How does YouTube treat educational, documentary, scientific or artistic content?
Sometimes videos that might otherwise violate our Community Guidelines may be allowed to stay on YouTube if the content offers a compelling reason with visible context for viewers. We often refer to this exception as 'EDSA', which stands for 'educational, documentary, scientific or artistic'. To help determine whether a video might qualify for an EDSA exception, we look at multiple factors, including the video title, descriptions and the context provided.
EDSA exceptions are a critical way in which we make sure that important speech stays on YouTube, while protecting the wider YouTube ecosystem from harmful content.
Resources
What action does YouTube take for content that violates the Community Guidelines?

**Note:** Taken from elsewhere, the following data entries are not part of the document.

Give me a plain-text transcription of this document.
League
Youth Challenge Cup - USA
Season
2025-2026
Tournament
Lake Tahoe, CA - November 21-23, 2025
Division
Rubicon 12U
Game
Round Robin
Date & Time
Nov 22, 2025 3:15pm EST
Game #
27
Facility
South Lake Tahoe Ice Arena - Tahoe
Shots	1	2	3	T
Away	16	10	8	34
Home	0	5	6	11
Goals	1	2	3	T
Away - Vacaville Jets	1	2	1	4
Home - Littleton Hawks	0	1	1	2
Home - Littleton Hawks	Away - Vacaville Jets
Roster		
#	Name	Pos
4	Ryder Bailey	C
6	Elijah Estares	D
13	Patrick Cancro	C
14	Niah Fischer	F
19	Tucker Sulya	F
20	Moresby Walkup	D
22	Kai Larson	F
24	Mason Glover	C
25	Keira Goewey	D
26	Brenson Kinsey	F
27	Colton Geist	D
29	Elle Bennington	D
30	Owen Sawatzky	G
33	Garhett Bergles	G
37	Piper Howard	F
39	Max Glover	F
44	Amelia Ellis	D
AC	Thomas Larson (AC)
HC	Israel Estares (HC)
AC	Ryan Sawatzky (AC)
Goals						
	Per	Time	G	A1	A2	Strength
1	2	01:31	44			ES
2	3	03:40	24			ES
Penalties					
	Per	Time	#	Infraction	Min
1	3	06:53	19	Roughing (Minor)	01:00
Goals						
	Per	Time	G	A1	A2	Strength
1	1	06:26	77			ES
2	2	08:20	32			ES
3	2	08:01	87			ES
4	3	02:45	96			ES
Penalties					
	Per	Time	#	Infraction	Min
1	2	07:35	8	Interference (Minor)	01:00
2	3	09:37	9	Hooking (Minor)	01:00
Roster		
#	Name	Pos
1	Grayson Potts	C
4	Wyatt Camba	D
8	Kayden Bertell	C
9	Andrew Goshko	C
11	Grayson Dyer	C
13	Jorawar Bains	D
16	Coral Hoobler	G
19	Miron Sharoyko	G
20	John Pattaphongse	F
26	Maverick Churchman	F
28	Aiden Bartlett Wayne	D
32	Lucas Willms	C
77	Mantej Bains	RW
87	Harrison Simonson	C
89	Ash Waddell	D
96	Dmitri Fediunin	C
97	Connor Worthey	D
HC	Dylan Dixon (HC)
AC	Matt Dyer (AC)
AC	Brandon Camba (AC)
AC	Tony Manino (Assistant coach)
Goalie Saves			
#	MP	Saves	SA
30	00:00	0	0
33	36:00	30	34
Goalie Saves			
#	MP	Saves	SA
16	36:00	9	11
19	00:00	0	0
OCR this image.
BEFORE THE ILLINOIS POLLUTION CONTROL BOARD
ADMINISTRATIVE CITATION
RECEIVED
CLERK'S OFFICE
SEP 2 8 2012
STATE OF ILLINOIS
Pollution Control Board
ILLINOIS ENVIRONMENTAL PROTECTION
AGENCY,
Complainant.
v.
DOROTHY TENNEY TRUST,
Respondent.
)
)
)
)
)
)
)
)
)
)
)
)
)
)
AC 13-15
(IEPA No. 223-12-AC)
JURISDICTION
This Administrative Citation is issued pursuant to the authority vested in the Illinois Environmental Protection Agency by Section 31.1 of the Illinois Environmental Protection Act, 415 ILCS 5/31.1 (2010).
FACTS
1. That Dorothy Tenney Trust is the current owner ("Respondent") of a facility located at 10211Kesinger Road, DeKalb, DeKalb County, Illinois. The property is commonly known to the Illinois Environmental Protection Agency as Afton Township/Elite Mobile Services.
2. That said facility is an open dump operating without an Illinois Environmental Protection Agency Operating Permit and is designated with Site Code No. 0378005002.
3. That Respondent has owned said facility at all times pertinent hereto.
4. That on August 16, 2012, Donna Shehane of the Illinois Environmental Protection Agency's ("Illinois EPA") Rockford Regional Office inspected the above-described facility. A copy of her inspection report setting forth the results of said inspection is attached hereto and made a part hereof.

Machine-learning systems help us identify and remove spam automatically, as well as remove re-uploads of content that we've already reviewed and determined violates our policies. YouTube takes action on other flagged videos after review by trained human reviewers. They assess whether the content does indeed violate our policies, and protect content that has an educational, documentary, scientific or artistic purpose. Our reviewer teams remove content that violates our policies and age-restrict content that may not be appropriate for all audiences. Reviewers' inputs are then used to train and improve the accuracy of our systems on a much larger scale.
Community Guidelines strikes
If our reviewers decide that content violates our Community Guidelines, we remove the content and send a notice to the creator. The first time that a creator violates our Community Guidelines, they receive a warning with no penalty to the channel. After one warning, we'll issue a Community Guidelines strike to the channel and the account will have temporary restrictions including not being allowed to upload videos, live streams or stories for a one-week period. Channels that receive three strikes within a 90-day period will be terminated. Channels that are dedicated to violating our policies or that have a single case of severe abuse of the platform will bypass our strikes system and be terminated. All strikes and terminations can be appealed if the creator believes that there was an error, and our teams will re-review the decision.
Resources
Age-restricting content
Sometimes content doesn't violate our Community Guidelines but may not be appropriate for viewers under 18 years of age. In these cases, our review team will place an age restriction on the video so that it will not be visible to viewers under 18 years of age, logged-out users or to those who have Restricted mode enabled. Creators can also choose to age-restrict their own content at upload if they think that it's not suitable for younger audiences.